Stadtgefühl
So fühlt sich Iglesias an
In Iglesias begegnen sich mittelalterliche Kirchenstille und der raue Stolz einer Bergbaustadt. Die bunten Altstadtfassaden mit ihren schmiedeeisernen Fenstergittern erinnern an die spanische Epoche Sardiniens. Auf der Piazza Sella herrscht tagsüber ein reges Kommen und Gehen der Einheimischen. In den engen Gassen duftet es nach traditionellem Gebäck und geröstetem Kaffee.

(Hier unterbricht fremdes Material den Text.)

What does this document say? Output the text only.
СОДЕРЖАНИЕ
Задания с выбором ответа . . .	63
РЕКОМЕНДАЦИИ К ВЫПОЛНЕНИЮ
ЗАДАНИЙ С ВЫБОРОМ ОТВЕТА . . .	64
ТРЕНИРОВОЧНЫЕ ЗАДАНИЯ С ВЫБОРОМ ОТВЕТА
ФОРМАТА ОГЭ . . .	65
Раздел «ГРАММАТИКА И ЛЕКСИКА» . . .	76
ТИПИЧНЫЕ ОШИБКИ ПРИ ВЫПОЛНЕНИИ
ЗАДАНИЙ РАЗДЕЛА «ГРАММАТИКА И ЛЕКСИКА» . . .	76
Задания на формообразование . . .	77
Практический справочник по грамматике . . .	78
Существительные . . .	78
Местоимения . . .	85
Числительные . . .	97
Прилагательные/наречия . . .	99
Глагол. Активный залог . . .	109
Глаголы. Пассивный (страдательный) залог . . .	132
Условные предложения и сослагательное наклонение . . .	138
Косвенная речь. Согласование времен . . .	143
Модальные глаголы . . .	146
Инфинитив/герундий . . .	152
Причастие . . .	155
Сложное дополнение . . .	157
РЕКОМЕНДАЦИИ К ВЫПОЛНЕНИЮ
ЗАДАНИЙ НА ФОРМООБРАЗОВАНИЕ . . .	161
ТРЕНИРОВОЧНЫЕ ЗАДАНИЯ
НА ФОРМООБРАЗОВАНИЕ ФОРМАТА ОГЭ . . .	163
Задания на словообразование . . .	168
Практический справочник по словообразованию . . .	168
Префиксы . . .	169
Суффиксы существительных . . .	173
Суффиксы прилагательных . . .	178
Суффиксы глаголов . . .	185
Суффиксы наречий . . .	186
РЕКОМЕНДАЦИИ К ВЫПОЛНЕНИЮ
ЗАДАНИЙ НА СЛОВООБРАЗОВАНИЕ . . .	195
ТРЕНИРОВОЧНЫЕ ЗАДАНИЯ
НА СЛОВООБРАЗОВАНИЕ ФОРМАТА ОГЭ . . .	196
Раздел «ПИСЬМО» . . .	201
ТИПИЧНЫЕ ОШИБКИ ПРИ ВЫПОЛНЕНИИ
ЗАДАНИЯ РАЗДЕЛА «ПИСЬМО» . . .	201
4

Glockengeläut hallt regelmäßig von den zahlreichen Kirchtürmen durch das Tal. Am Abend füllen sich die Terrassen der Restaurants mit Leben, wenn die Hitze des Tages nachlässt. Über allem thront die Kulisse des Monte Marganai mit seinen dichten Wäldern. Die Atmosphäre ist herzlich, bodenständig und geprägt von traditionsbewussten Einwohnern. Man erlebt eine lebendige sardische Kleinstadt, die ihre Geschichte stolz nach außen trägt.
Geschichte & Kultur
Zwischen Vergangenheit und Gegenwart
Die Geschichte von Iglesias ist seit der Antike untrennbar mit den reichen Silber- und Bleivorkommen der Region verbunden. Im 13. Jahrhundert gründete der pisanische Graf Ugolino della Gherardesca die Stadt unter dem Namen Villa di Chiesa. Unter seiner Herrschaft wurden die Wehrmauern, die Burg und der Dom errichtet sowie das Bergrecht kodifiziert. Später eroberten die Katalanen und Aragonesen die Siedlung und bauten sie zu einer königlichen Stadt aus. Der Bergbau erlebte im 19. Jahrhundert unter italienischer Führung einen enormen Aufschwung durch moderne Fördertechnik. Tausende Bergleute arbeiteten in den umliegenden Gruben unter oft extrem harten Bedingungen. Diese Geschichte prägte ein starkes Arbeiterbewusstsein und eine reiche Vereinskultur in der Stadt. Bedeutende religiöse Bräuche wie die spanisch geprägten Prozessionen der Karwoche sind bis heute lebendig. Sie zeugen von der tiefen Verwurzelung sakraler Traditionen im Bewusstsein der Bürger.